When John Mason worked as a provincial government geologist on the north shore of Lake Superior, Ontario, Canada, there’s wasn’t much grassroots exploration or talk about lithium. “On and off,” said the mining services project manager with the Thunder Bay Community Economic Development Commission (CEDC). “Very minimal.”

The Ontario Geological Survey documented plenty of occurrences in the Kenora District and the Georgia Lake area close to Beardmore, where Rock Tech Lithium has a very advanced exploration property, but the market to actually mine the commodity hadn’t materialized, Sudburyminingsolutions.com reports.

“In the 1950s, it was used as a lubricant,” said Mason. “The battery world wasn’t there.”

Today, lithium, graphite, magnesium, cobalt, aluminum and rare earth elements are among the integral components in the clean tech and digital economy, used for lithium-ion batteries in the automotive sector and various applications in aerospace, defence, clean energy and electronics.
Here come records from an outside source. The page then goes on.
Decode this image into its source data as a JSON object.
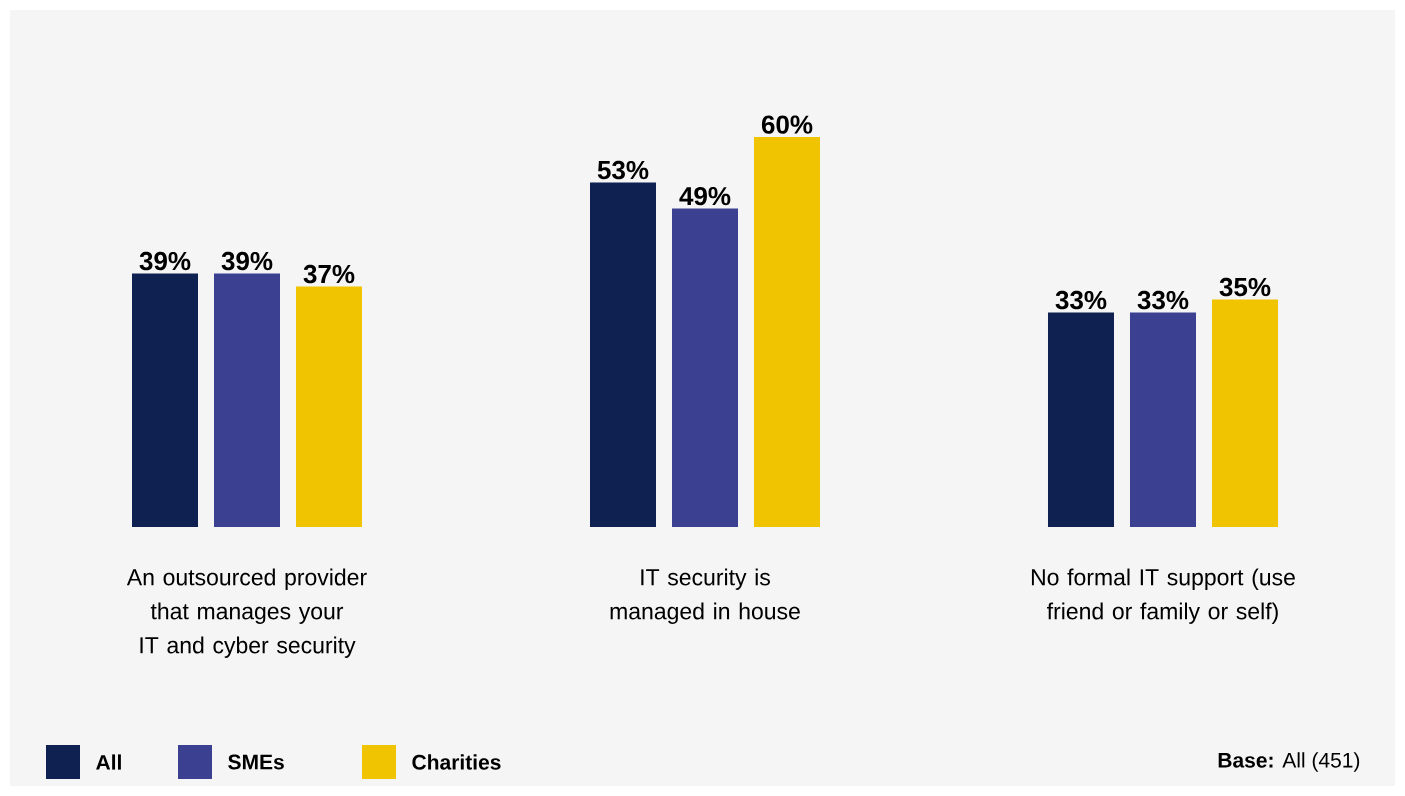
{
  "chart_data": {
    "type": "bar",
    "categories": [
      "An outsourced provider that manages your IT and cyber security",
      "IT security is managed in house",
      "No formal IT support (use friend or family or self)"
    ],
    "series": [
      {
        "name": "All",
        "color": "#0f2150",
        "values": [
          39,
          53,
          33
        ],
        "value_labels": [
          "39%",
          "53%",
          "33%"
        ]
      },
      {
        "name": "SMEs",
        "color": "#3b4190",
        "values": [
          39,
          49,
          33
        ],
        "value_labels": [
          "39%",
          "49%",
          "33%"
        ]
      },
      {
        "name": "Charities",
        "color": "#f0c400",
        "values": [
          37,
          60,
          35
        ],
        "value_labels": [
          "37%",
          "60%",
          "35%"
        ]
      }
    ],
    "legend": "bottom left",
    "annotations": [
      "**Base:** All (451)"
    ]
  }
}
Two up-and-coming lithium mining companies in the northwest are working together to propose a lithium processing plant for Thunder Bay. The two junior miners signed a letter of intent earlier this month.

Mason and his colleagues at the Thunder Bay CEDC staff are assisting Advanced Avalon Materials, and Rock Tech Lithium is helping them get situated in the city.
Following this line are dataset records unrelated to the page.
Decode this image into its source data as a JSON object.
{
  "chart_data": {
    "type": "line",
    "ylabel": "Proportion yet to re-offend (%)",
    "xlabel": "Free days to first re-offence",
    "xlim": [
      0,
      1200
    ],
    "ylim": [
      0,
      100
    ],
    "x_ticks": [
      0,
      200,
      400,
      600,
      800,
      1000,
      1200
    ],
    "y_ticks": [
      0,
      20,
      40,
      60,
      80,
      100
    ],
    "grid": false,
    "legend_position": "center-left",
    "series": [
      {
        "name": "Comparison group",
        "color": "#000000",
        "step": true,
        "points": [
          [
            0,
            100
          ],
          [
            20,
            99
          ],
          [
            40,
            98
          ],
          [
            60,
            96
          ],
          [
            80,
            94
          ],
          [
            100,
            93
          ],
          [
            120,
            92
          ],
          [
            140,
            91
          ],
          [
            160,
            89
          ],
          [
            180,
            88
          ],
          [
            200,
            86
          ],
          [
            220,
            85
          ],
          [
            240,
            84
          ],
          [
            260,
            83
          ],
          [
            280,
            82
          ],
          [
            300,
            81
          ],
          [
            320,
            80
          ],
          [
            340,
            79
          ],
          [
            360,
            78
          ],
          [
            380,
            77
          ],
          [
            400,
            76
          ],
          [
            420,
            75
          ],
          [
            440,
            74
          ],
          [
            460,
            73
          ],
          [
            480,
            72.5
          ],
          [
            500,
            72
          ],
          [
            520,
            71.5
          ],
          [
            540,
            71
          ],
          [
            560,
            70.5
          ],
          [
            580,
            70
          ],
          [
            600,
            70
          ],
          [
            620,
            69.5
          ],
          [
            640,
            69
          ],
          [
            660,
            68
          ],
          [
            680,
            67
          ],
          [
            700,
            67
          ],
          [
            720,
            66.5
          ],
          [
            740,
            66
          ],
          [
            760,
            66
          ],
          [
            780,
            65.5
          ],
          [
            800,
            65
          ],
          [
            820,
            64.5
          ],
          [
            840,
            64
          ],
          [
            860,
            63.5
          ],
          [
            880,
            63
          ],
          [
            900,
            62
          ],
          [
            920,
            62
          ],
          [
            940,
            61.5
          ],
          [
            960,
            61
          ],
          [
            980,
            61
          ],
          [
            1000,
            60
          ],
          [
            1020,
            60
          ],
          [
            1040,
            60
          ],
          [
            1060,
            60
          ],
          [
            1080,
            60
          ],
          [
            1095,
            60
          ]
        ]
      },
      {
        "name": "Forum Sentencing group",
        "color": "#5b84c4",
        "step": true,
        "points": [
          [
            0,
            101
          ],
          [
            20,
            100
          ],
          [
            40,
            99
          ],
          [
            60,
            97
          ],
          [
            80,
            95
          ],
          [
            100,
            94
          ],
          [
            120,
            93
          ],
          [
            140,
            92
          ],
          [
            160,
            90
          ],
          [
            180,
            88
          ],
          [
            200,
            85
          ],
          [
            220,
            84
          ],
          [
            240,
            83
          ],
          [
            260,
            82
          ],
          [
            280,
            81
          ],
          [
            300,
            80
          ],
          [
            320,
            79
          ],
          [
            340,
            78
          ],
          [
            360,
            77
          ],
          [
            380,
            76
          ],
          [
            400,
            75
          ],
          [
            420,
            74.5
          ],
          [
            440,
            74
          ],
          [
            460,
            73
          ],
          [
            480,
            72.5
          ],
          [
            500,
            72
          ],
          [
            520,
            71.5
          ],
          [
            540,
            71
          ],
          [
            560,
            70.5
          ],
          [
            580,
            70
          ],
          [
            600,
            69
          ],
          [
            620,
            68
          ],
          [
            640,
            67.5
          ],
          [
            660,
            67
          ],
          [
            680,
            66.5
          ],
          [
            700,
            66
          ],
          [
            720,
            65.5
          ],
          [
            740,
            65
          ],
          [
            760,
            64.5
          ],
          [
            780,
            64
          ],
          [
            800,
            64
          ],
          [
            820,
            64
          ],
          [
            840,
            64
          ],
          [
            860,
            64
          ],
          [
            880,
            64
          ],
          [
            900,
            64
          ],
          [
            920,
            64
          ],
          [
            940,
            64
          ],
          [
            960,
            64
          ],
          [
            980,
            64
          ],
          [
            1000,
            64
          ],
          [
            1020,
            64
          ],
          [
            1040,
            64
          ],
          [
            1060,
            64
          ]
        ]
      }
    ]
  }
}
The development basically amounts to a chemical plant. Lithium concentrate from Avalon’s Separation Rapids deposit, north of Kenora, and Rock Tech’s Georgia Lake project, near Beardmore, would be shipped to Thunder Bay for upgrading into battery-grade material – lithium sulphate – used by electric vehicle manufacturers. It would be the first processor of its kind in North America.

The companies would need a 25- to 30-acre brownfield parcel of land with railway and Seaway access, natural gas hookup, and a power supply of 10 megawatts; not a problem at all, according to Mason.

The plant would create 400 to 500 construction jobs and employ 85 to 100.

“You’re looking at a two- to four-year window before they’re ready to go (on construction),” said Mason.

But the project timelines are good, said Mason, since there’s an abundance of lithium supply on the global market right now.

“I think that’s going to simmer down over the next few years. Two to three years out is probably a good thing in producing for the market.”

There are plenty of new and growing projects on every continent, from brine production in South America to hard rock mining in Western Australia. Tesla’s Elon Musk secured his own ethical supply in October in a mining deal with Piedmont Lithium in North Carolina.

Mason expects to see the same trend happen in the northwest.

“We can compete. I’m surprised there hasn’t been more of that.”

When Mason factors in other leading properties like Frontier Lithium’s PAK, north of Red Lake, and Ardiden’s Seymour Lake project, at the top end of Lake Nipigon, he estimates there’s probably about 40 million tonnes of the resource in the ground with promising grades over 1 per cent lithium oxide.